Pp. 12-13. Stillinger borrows the phrase, "spirit of collaboration," from G. Thomas Tanselle's "The Editorial Problem of Final Authorial Intention," SB, 29 (1976), 167-211 (reprinted in Tanselle, Selected Studies in Bibliograph [Charlottesville: University Press of Virginia, 1979], pp. 309-353). In this article, which importantly influences Stillinger's editorial policy, Tanselle argues that "it is possible for someone other than the 'author' to make alterations which are identical with the intention of the 'author,' when the relationship partakes of the spirit of collaboration" (p. 191).

[4]

Throughout I use Stillinger's, rather than first edition, titles for individual poems.

[5]

Allott, in her generally well-received edition of Keats (The Poems of John Keats [1970]), describes the "regular ten-line stanza [of the odes], consisting of one quatrain from a Shakespearian sonnet followed by the sestet of a Petrarchan sonnet . . ." (p. 523).

[6]

The five copies of 1820 I collated all agree on the indentation of stanza six. However, a 1922 "reprint" of the volume (London: Humphrey Milford) agrees with Stillinger. I cannot account for this discrepancy and under the circumstances feel compelled to prefer primary to secondary evidence.

[7]

In both works there is (as one expects in a Petrarchan sonnet) a clear interpretive as well as formal division between the octave and the sestet, with the final six lines modifying the point made in the first eight.

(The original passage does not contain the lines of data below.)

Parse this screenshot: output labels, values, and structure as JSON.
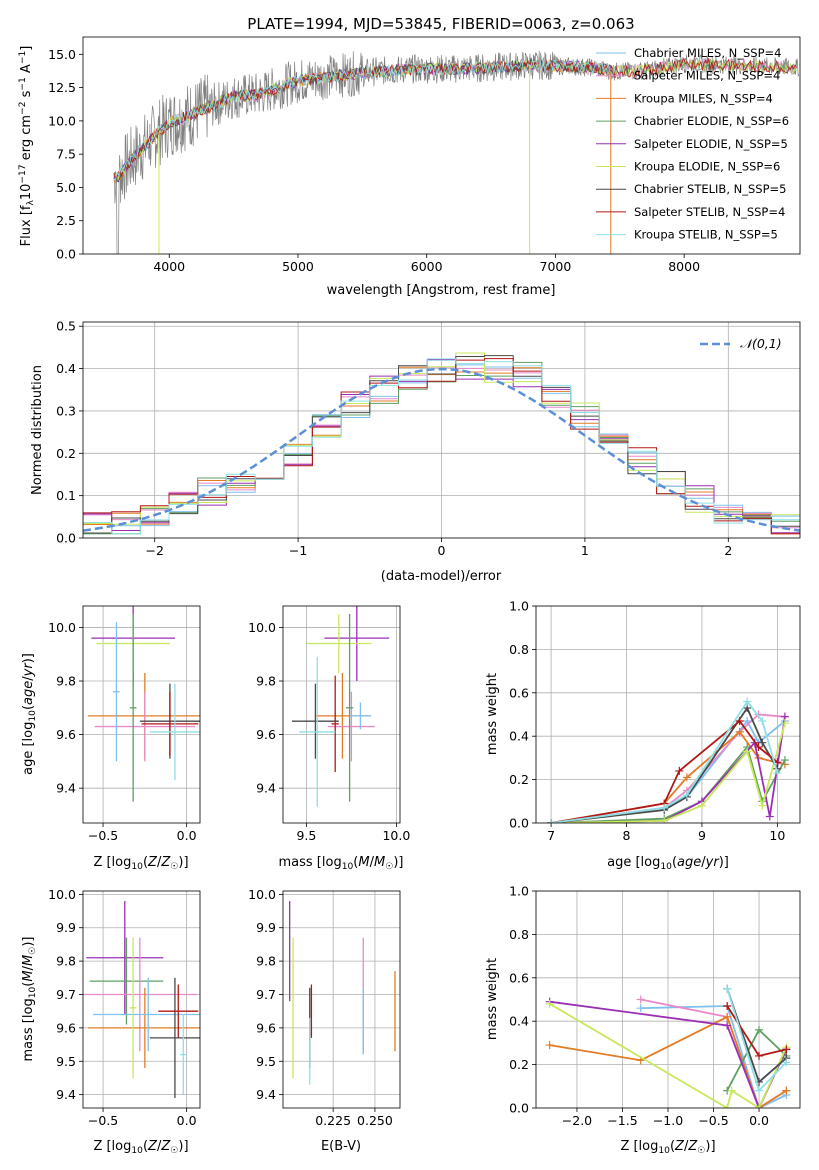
{
  "figure": {
    "title": "PLATE=1994, MJD=53845, FIBERID=0063, z=0.063"
  },
  "legend_colors": [
    "#7ec1ee",
    "#e889c8",
    "#e47b25",
    "#5f9f64",
    "#9b2fb4",
    "#c7e85a",
    "#4a4a4a",
    "#b11818",
    "#8fe0e5"
  ],
  "chart_data": [
    {
      "type": "line",
      "name": "spectrum",
      "title": "PLATE=1994, MJD=53845, FIBERID=0063, z=0.063",
      "xlabel": "wavelength [Angstrom, rest frame]",
      "ylabel": "Flux [f_λ 10^-17 erg cm^-2 s^-1 A^-1]",
      "xlim": [
        3330,
        8900
      ],
      "ylim": [
        0,
        16.3
      ],
      "xticks": [
        4000,
        5000,
        6000,
        7000,
        8000
      ],
      "yticks": [
        0.0,
        2.5,
        5.0,
        7.5,
        10.0,
        12.5,
        15.0
      ],
      "grid": false,
      "legend_position": "right",
      "data_color": "#808080",
      "continuum": {
        "x": [
          3600,
          3700,
          3800,
          3900,
          4000,
          4100,
          4200,
          4300,
          4500,
          4700,
          4900,
          5000,
          5300,
          5600,
          5900,
          6200,
          6500,
          6800,
          7100,
          7300,
          7450,
          7700,
          8000,
          8300,
          8900
        ],
        "y": [
          5.8,
          7.0,
          8.0,
          9.0,
          9.8,
          10.2,
          10.6,
          11.0,
          11.8,
          12.0,
          12.7,
          13.0,
          13.4,
          13.7,
          13.9,
          13.9,
          14.0,
          14.2,
          14.1,
          14.0,
          13.7,
          13.8,
          14.3,
          14.2,
          14.0
        ]
      },
      "series": [
        {
          "name": "Chabrier MILES, N_SSP=4",
          "color": "#7ec1ee"
        },
        {
          "name": "Salpeter MILES, N_SSP=4",
          "color": "#e889c8"
        },
        {
          "name": "Kroupa MILES, N_SSP=4",
          "color": "#e47b25"
        },
        {
          "name": "Chabrier ELODIE, N_SSP=6",
          "color": "#5f9f64"
        },
        {
          "name": "Salpeter ELODIE, N_SSP=5",
          "color": "#9b2fb4"
        },
        {
          "name": "Kroupa ELODIE, N_SSP=6",
          "color": "#c7e85a"
        },
        {
          "name": "Chabrier STELIB, N_SSP=5",
          "color": "#4a4a4a"
        },
        {
          "name": "Salpeter STELIB, N_SSP=4",
          "color": "#b11818"
        },
        {
          "name": "Kroupa STELIB, N_SSP=5",
          "color": "#8fe0e5"
        }
      ]
    },
    {
      "type": "bar",
      "name": "residuals",
      "xlabel": "(data-model)/error",
      "ylabel": "Normed distribution",
      "xlim": [
        -2.5,
        2.5
      ],
      "ylim": [
        0,
        0.51
      ],
      "xticks": [
        -2,
        -1,
        0,
        1,
        2
      ],
      "yticks": [
        0.0,
        0.1,
        0.2,
        0.3,
        0.4,
        0.5
      ],
      "grid": true,
      "legend_position": "top-right",
      "reference": {
        "name": "𝒩(0,1)",
        "color": "#5b8fd6"
      },
      "bin_edges": [
        -2.5,
        -2.3,
        -2.1,
        -1.9,
        -1.7,
        -1.5,
        -1.3,
        -1.1,
        -0.9,
        -0.7,
        -0.5,
        -0.3,
        -0.1,
        0.1,
        0.3,
        0.5,
        0.7,
        0.9,
        1.1,
        1.3,
        1.5,
        1.7,
        1.9,
        2.1,
        2.3,
        2.5
      ],
      "histogram_values": [
        0.03,
        0.03,
        0.05,
        0.08,
        0.11,
        0.14,
        0.17,
        0.2,
        0.26,
        0.31,
        0.35,
        0.38,
        0.4,
        0.41,
        0.4,
        0.38,
        0.34,
        0.29,
        0.24,
        0.18,
        0.13,
        0.09,
        0.06,
        0.04,
        0.03
      ]
    },
    {
      "type": "scatter",
      "name": "age-vs-Z",
      "xlabel": "Z [log10(Z/Z☉)]",
      "ylabel": "age [log10(age/yr)]",
      "xlim": [
        -0.62,
        0.08
      ],
      "ylim": [
        9.27,
        10.08
      ],
      "xticks": [
        -0.5,
        0.0
      ],
      "yticks": [
        9.4,
        9.6,
        9.8,
        10.0
      ],
      "grid": true,
      "points": [
        {
          "x": -0.32,
          "y": 9.96,
          "xerr": 0.25,
          "yerr": 0.18,
          "color": "#9b2fb4"
        },
        {
          "x": -0.32,
          "y": 9.94,
          "xerr": 0.22,
          "yerr": 0.11,
          "color": "#c7e85a"
        },
        {
          "x": -0.25,
          "y": 9.67,
          "xerr": 0.34,
          "yerr": 0.16,
          "color": "#e47b25"
        },
        {
          "x": -0.25,
          "y": 9.63,
          "xerr": 0.3,
          "yerr": 0.13,
          "color": "#e889c8"
        },
        {
          "x": -0.1,
          "y": 9.65,
          "xerr": 0.18,
          "yerr": 0.14,
          "color": "#4a4a4a"
        },
        {
          "x": -0.1,
          "y": 9.64,
          "xerr": 0.17,
          "yerr": 0.12,
          "color": "#b11818"
        },
        {
          "x": -0.07,
          "y": 9.61,
          "xerr": 0.15,
          "yerr": 0.18,
          "color": "#8fe0e5"
        },
        {
          "x": -0.32,
          "y": 9.7,
          "xerr": 0.02,
          "yerr": 0.35,
          "color": "#5f9f64"
        },
        {
          "x": -0.42,
          "y": 9.76,
          "xerr": 0.02,
          "yerr": 0.26,
          "color": "#7ec1ee"
        }
      ]
    },
    {
      "type": "scatter",
      "name": "age-vs-mass",
      "xlabel": "mass [log10(M/M☉)]",
      "ylabel": "",
      "xlim": [
        9.37,
        10.02
      ],
      "ylim": [
        9.27,
        10.08
      ],
      "xticks": [
        9.5,
        10.0
      ],
      "yticks": [
        9.4,
        9.6,
        9.8,
        10.0
      ],
      "grid": true,
      "points": [
        {
          "x": 9.78,
          "y": 9.96,
          "xerr": 0.18,
          "yerr": 0.16,
          "color": "#9b2fb4"
        },
        {
          "x": 9.68,
          "y": 9.94,
          "xerr": 0.18,
          "yerr": 0.11,
          "color": "#c7e85a"
        },
        {
          "x": 9.7,
          "y": 9.67,
          "xerr": 0.15,
          "yerr": 0.16,
          "color": "#e47b25"
        },
        {
          "x": 9.75,
          "y": 9.63,
          "xerr": 0.13,
          "yerr": 0.13,
          "color": "#e889c8"
        },
        {
          "x": 9.55,
          "y": 9.65,
          "xerr": 0.13,
          "yerr": 0.14,
          "color": "#4a4a4a"
        },
        {
          "x": 9.66,
          "y": 9.64,
          "xerr": 0.02,
          "yerr": 0.18,
          "color": "#b11818"
        },
        {
          "x": 9.56,
          "y": 9.61,
          "xerr": 0.1,
          "yerr": 0.28,
          "color": "#8fe0e5"
        },
        {
          "x": 9.74,
          "y": 9.7,
          "xerr": 0.02,
          "yerr": 0.35,
          "color": "#5f9f64"
        },
        {
          "x": 9.8,
          "y": 9.67,
          "xerr": 0.06,
          "yerr": 0.05,
          "color": "#7ec1ee"
        }
      ]
    },
    {
      "type": "line",
      "name": "mass-weight-vs-age",
      "xlabel": "age  [log10(age/yr)]",
      "ylabel": "mass weight",
      "xlim": [
        6.8,
        10.3
      ],
      "ylim": [
        0,
        1.0
      ],
      "xticks": [
        7,
        8,
        9,
        10
      ],
      "yticks": [
        0.0,
        0.2,
        0.4,
        0.6,
        0.8,
        1.0
      ],
      "grid": true,
      "series": [
        {
          "color": "#7ec1ee",
          "x": [
            7.0,
            8.5,
            8.8,
            9.6,
            9.75,
            10.1
          ],
          "y": [
            0.0,
            0.07,
            0.12,
            0.47,
            0.37,
            0.47
          ]
        },
        {
          "color": "#e889c8",
          "x": [
            7.0,
            8.5,
            8.8,
            9.5,
            9.75,
            10.1
          ],
          "y": [
            0.0,
            0.07,
            0.15,
            0.42,
            0.5,
            0.49
          ]
        },
        {
          "color": "#e47b25",
          "x": [
            7.0,
            8.5,
            8.8,
            9.5,
            9.75,
            10.1
          ],
          "y": [
            0.0,
            0.09,
            0.21,
            0.42,
            0.3,
            0.27
          ]
        },
        {
          "color": "#5f9f64",
          "x": [
            7.0,
            8.5,
            9.0,
            9.6,
            9.8,
            10.1
          ],
          "y": [
            0.0,
            0.02,
            0.1,
            0.35,
            0.1,
            0.29
          ]
        },
        {
          "color": "#9b2fb4",
          "x": [
            7.0,
            8.5,
            9.0,
            9.7,
            9.9,
            10.1
          ],
          "y": [
            0.0,
            0.01,
            0.1,
            0.37,
            0.03,
            0.49
          ]
        },
        {
          "color": "#c7e85a",
          "x": [
            7.0,
            8.5,
            9.0,
            9.6,
            9.8,
            10.1
          ],
          "y": [
            0.0,
            0.01,
            0.08,
            0.33,
            0.08,
            0.46
          ]
        },
        {
          "color": "#4a4a4a",
          "x": [
            7.0,
            8.5,
            8.8,
            9.6,
            9.8,
            10.0
          ],
          "y": [
            0.0,
            0.06,
            0.12,
            0.53,
            0.37,
            0.25
          ]
        },
        {
          "color": "#b11818",
          "x": [
            7.0,
            8.5,
            8.7,
            9.5,
            9.75,
            10.0
          ],
          "y": [
            0.0,
            0.09,
            0.24,
            0.47,
            0.35,
            0.28
          ]
        },
        {
          "color": "#8fe0e5",
          "x": [
            7.0,
            8.5,
            8.8,
            9.6,
            9.8,
            10.0
          ],
          "y": [
            0.0,
            0.07,
            0.13,
            0.56,
            0.47,
            0.23
          ]
        }
      ]
    },
    {
      "type": "scatter",
      "name": "mass-vs-Z",
      "xlabel": "Z [log10(Z/Z☉)]",
      "ylabel": "mass [log10(M/M☉)]",
      "xlim": [
        -0.62,
        0.08
      ],
      "ylim": [
        9.36,
        10.01
      ],
      "xticks": [
        -0.5,
        0.0
      ],
      "yticks": [
        9.4,
        9.5,
        9.6,
        9.7,
        9.8,
        9.9,
        10.0
      ],
      "grid": true,
      "points": [
        {
          "x": -0.37,
          "y": 9.81,
          "xerr": 0.23,
          "yerr": 0.17,
          "color": "#9b2fb4"
        },
        {
          "x": -0.36,
          "y": 9.74,
          "xerr": 0.22,
          "yerr": 0.13,
          "color": "#5f9f64"
        },
        {
          "x": -0.28,
          "y": 9.7,
          "xerr": 0.34,
          "yerr": 0.17,
          "color": "#e889c8"
        },
        {
          "x": -0.25,
          "y": 9.6,
          "xerr": 0.34,
          "yerr": 0.12,
          "color": "#e47b25"
        },
        {
          "x": -0.23,
          "y": 9.64,
          "xerr": 0.33,
          "yerr": 0.11,
          "color": "#7ec1ee"
        },
        {
          "x": -0.07,
          "y": 9.57,
          "xerr": 0.15,
          "yerr": 0.18,
          "color": "#4a4a4a"
        },
        {
          "x": -0.05,
          "y": 9.65,
          "xerr": 0.12,
          "yerr": 0.08,
          "color": "#b11818"
        },
        {
          "x": -0.32,
          "y": 9.66,
          "xerr": 0.02,
          "yerr": 0.21,
          "color": "#c7e85a"
        },
        {
          "x": -0.02,
          "y": 9.52,
          "xerr": 0.02,
          "yerr": 0.12,
          "color": "#8fe0e5"
        }
      ]
    },
    {
      "type": "scatter",
      "name": "mass-vs-EBV",
      "xlabel": "E(B-V)",
      "ylabel": "",
      "xlim": [
        0.195,
        0.265
      ],
      "ylim": [
        9.36,
        10.01
      ],
      "xticks": [
        0.225,
        0.25
      ],
      "xtick_labels": [
        "0.225",
        "0.250"
      ],
      "yticks": [
        9.4,
        9.5,
        9.6,
        9.7,
        9.8,
        9.9,
        10.0
      ],
      "grid": true,
      "points": [
        {
          "x": 0.199,
          "y": 9.83,
          "xerr": 0.0,
          "yerr": 0.15,
          "color": "#9b2fb4"
        },
        {
          "x": 0.201,
          "y": 9.66,
          "xerr": 0.0,
          "yerr": 0.21,
          "color": "#c7e85a"
        },
        {
          "x": 0.211,
          "y": 9.6,
          "xerr": 0.0,
          "yerr": 0.12,
          "color": "#4a4a4a"
        },
        {
          "x": 0.212,
          "y": 9.65,
          "xerr": 0.0,
          "yerr": 0.08,
          "color": "#b11818"
        },
        {
          "x": 0.211,
          "y": 9.53,
          "xerr": 0.0,
          "yerr": 0.1,
          "color": "#8fe0e5"
        },
        {
          "x": 0.243,
          "y": 9.7,
          "xerr": 0.0,
          "yerr": 0.17,
          "color": "#e889c8"
        },
        {
          "x": 0.243,
          "y": 9.62,
          "xerr": 0.0,
          "yerr": 0.1,
          "color": "#7ec1ee"
        },
        {
          "x": 0.262,
          "y": 9.65,
          "xerr": 0.0,
          "yerr": 0.12,
          "color": "#e47b25"
        }
      ]
    },
    {
      "type": "line",
      "name": "mass-weight-vs-Z",
      "xlabel": "Z [log10(Z/Z☉)]",
      "ylabel": "mass weight",
      "xlim": [
        -2.45,
        0.45
      ],
      "ylim": [
        0,
        1.0
      ],
      "xticks": [
        -2.0,
        -1.5,
        -1.0,
        -0.5,
        0.0
      ],
      "yticks": [
        0.0,
        0.2,
        0.4,
        0.6,
        0.8,
        1.0
      ],
      "grid": true,
      "series": [
        {
          "color": "#7ec1ee",
          "x": [
            -1.3,
            -0.35,
            0.0,
            0.3
          ],
          "y": [
            0.46,
            0.47,
            0.0,
            0.06
          ]
        },
        {
          "color": "#e889c8",
          "x": [
            -1.3,
            -0.35,
            0.0,
            0.3
          ],
          "y": [
            0.5,
            0.42,
            0.0,
            0.08
          ]
        },
        {
          "color": "#e47b25",
          "x": [
            -2.3,
            -1.3,
            -0.35,
            0.0,
            0.3
          ],
          "y": [
            0.29,
            0.22,
            0.42,
            0.0,
            0.08
          ]
        },
        {
          "color": "#5f9f64",
          "x": [
            -0.35,
            0.0,
            0.3
          ],
          "y": [
            0.08,
            0.36,
            0.24
          ]
        },
        {
          "color": "#9b2fb4",
          "x": [
            -2.3,
            -0.35,
            0.0,
            0.3
          ],
          "y": [
            0.49,
            0.38,
            0.0,
            0.27
          ]
        },
        {
          "color": "#c7e85a",
          "x": [
            -2.3,
            -0.35,
            -0.3,
            0.0,
            0.3
          ],
          "y": [
            0.48,
            0.0,
            0.08,
            0.0,
            0.28
          ]
        },
        {
          "color": "#4a4a4a",
          "x": [
            -0.35,
            0.0,
            0.3
          ],
          "y": [
            0.55,
            0.12,
            0.23
          ]
        },
        {
          "color": "#b11818",
          "x": [
            -0.35,
            0.0,
            0.3
          ],
          "y": [
            0.47,
            0.24,
            0.27
          ]
        },
        {
          "color": "#8fe0e5",
          "x": [
            -0.35,
            0.0,
            0.3
          ],
          "y": [
            0.55,
            0.08,
            0.21
          ]
        }
      ]
    }
  ]
}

Specifically, the octave of "How many bards" describes the "pleasing" intrusion of "throngs" of previous bards on the poet's mind when he "sit[s] down to rhyme." The sestet, a single sentence beginning with the comparative conjunction "so," likens the "chime" of these poets to "the unnumber'd sounds that evening stores," thus strengthening the sense that the "bards" are welcome to "intrude" on the poet. Similarly, the sestet of "O Solitude" (also a new sentence beginning with a conjunction) modifies the desideratum of the octave—solitary communion with nature—by preferring to it natural communion with a "kindred spirit." The Petrarchan pattern of line indentation in these poems highlights the crucial interpretive break between ll. 9 and 10, encouraging the reader to perceive ll. 9-14 as a sestet.

[8]

The argument for historicism in scholarly editing is succinctly made by Tanselle in "Recent Editorial Discussion and the Central Problems of Editing" (SB, 34 [1981], 23-65): "The most basic distinction is between editions in which the aim is historical—the reproduction of a particular text from the past or the reconstruction of what the author intended—and those in which the editor's own personal preferences determine the alterations to be made in copy-text. Scholarly editions conform to the first approach . . ." (p. 60).

[9]

See René Wellek and Austin Warren, "The Mode of Existence of a Literary Work of Art," in Theory of Literature (1942; rpt. New York: Harcourt, Brace & World, 1956): "the role of print in poetry is by no means confined to . . . rare extravaganzas; the line-ends of verses, the grouping into stanzas, the paragraphs of prose passages . . . and many similar devices must be considered integral factors of literary works of art" (p. 144).